We have, it must be admitted, become morally obtuse and lost our basic sensitivity.

This apocryphal vignette puts it best:

While a Professor of Ethics at Harvard, Bertrand Russell carried on an adulterous affair. He was called in by the university authorities and censured. He maintained that it his personal life had nothing to do with his academic responsibilities. When it was objected that he was, after all, a professor of Ethics, Russell replied: “I was a Professor of Geometry at Cambridge,” Russell rejoined, “but the Board of Governors never asked me why I was not a triangle.”


This may be true in academia. However, it does not and cannot pass muster among those who presume to represent, and interpret, God's Torah. The Torah makes no distinction between ethical and moral behaviors, or between Yoreh Deah, Even ha-Ezer and Hoshen Mishpat. If you flagrantly reject one, you forfeit your right to an opinion on the others.
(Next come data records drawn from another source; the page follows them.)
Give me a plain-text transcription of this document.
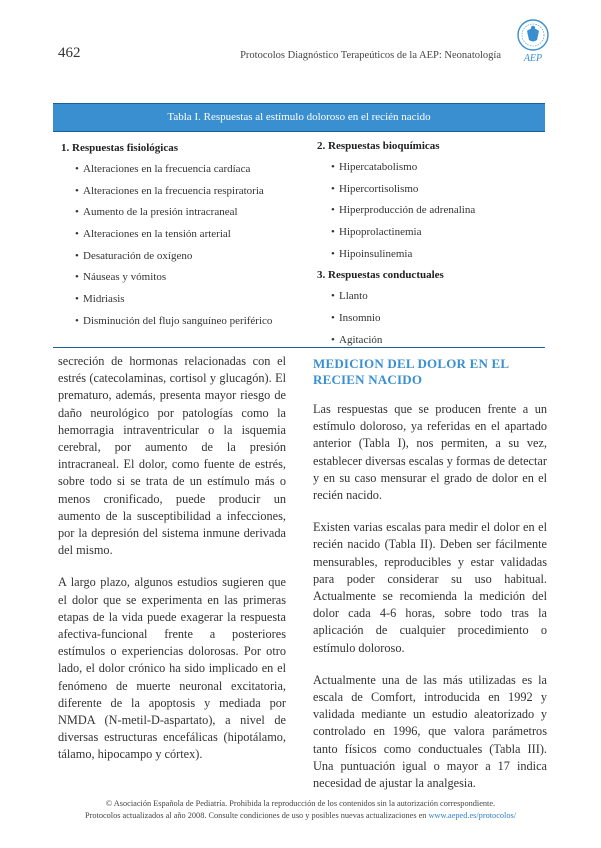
462	Protocolos Diagnóstico Terapeúticos de la AEP: Neonatología AEP
Tabla I. Respuestas al estímulo doloroso en el recién nacido
1. Respuestas fisiológicas
• Alteraciones en la frecuencia cardíaca
• Alteraciones en la frecuencia respiratoria
• Aumento de la presión intracraneal
• Alteraciones en la tensión arterial
• Desaturación de oxígeno
• Náuseas y vómitos
• Midriasis
• Disminución del flujo sanguíneo periférico
2. Respuestas bioquímicas
• Hipercatabolismo
• Hipercortisolismo
• Hiperproducción de adrenalina
• Hipoprolactinemia
• Hipoinsulinemia
3. Respuestas conductuales
• Llanto
• Insomnio
• Agitación

secreción de hormonas relacionadas con el estrés (catecolaminas, cortisol y glucagón). El prematuro, además, presenta mayor riesgo de daño neurológico por patologías como la hemorragia intraventricular o la isquemia cerebral, por aumento de la presión intracraneal. El dolor, como fuente de estrés, sobre todo si se trata de un estímulo más o menos cronificado, puede producir un aumento de la susceptibilidad a infecciones, por la depresión del sistema inmune derivada del mismo.

A largo plazo, algunos estudios sugieren que el dolor que se experimenta en las primeras etapas de la vida puede exagerar la respuesta afectiva-funcional frente a posteriores estímulos o experiencias dolorosas. Por otro lado, el dolor crónico ha sido implicado en el fenómeno de muerte neuronal excitatoria, diferente de la apoptosis y mediada por NMDA (N-metil-D-aspartato), a nivel de diversas estructuras encefálicas (hipotálamo, tálamo, hipocampo y córtex).

MEDICION DEL DOLOR EN EL RECIEN NACIDO

Las respuestas que se producen frente a un estímulo doloroso, ya referidas en el apartado anterior (Tabla I), nos permiten, a su vez, establecer diversas escalas y formas de detectar y en su caso mensurar el grado de dolor en el recién nacido.

Existen varias escalas para medir el dolor en el recién nacido (Tabla II). Deben ser fácilmente mensurables, reproducibles y estar validadas para poder considerar su uso habitual. Actualmente se recomienda la medición del dolor cada 4-6 horas, sobre todo tras la aplicación de cualquier procedimiento o estímulo doloroso.

Actualmente una de las más utilizadas es la escala de Comfort, introducida en 1992 y validada mediante un estudio aleatorizado y controlado en 1996, que valora parámetros tanto físicos como conductuales (Tabla III). Una puntuación igual o mayor a 17 indica necesidad de ajustar la analgesia.

© Asociación Española de Pediatría. Prohibida la reproducción de los contenidos sin la autorización correspondiente.
Protocolos actualizados al año 2008. Consulte condiciones de uso y posibles nuevas actualizaciones en www.aeped.es/protocolos/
Sometimes, we are expected to reshape ourselves....even into triangles.

3 comments:

Toby Klein Greenwald said...

Right on!

MokumAlef said...

Well put! And Jeremiah wasn't the only navi to call a spade a spade. Check out e.g. Micha 3:9-12!
Now - in view of all the negative news that flies around - what are we going to do about it????

Anonymous said...

I have been doing some research and I believe that a specific Rabbi may be telling untruths about this historical figure, as such I would like to know what is your sources are and why you call this story apocryphal, and if you have any insight as to why this story only exists on the Jewish parts of the web.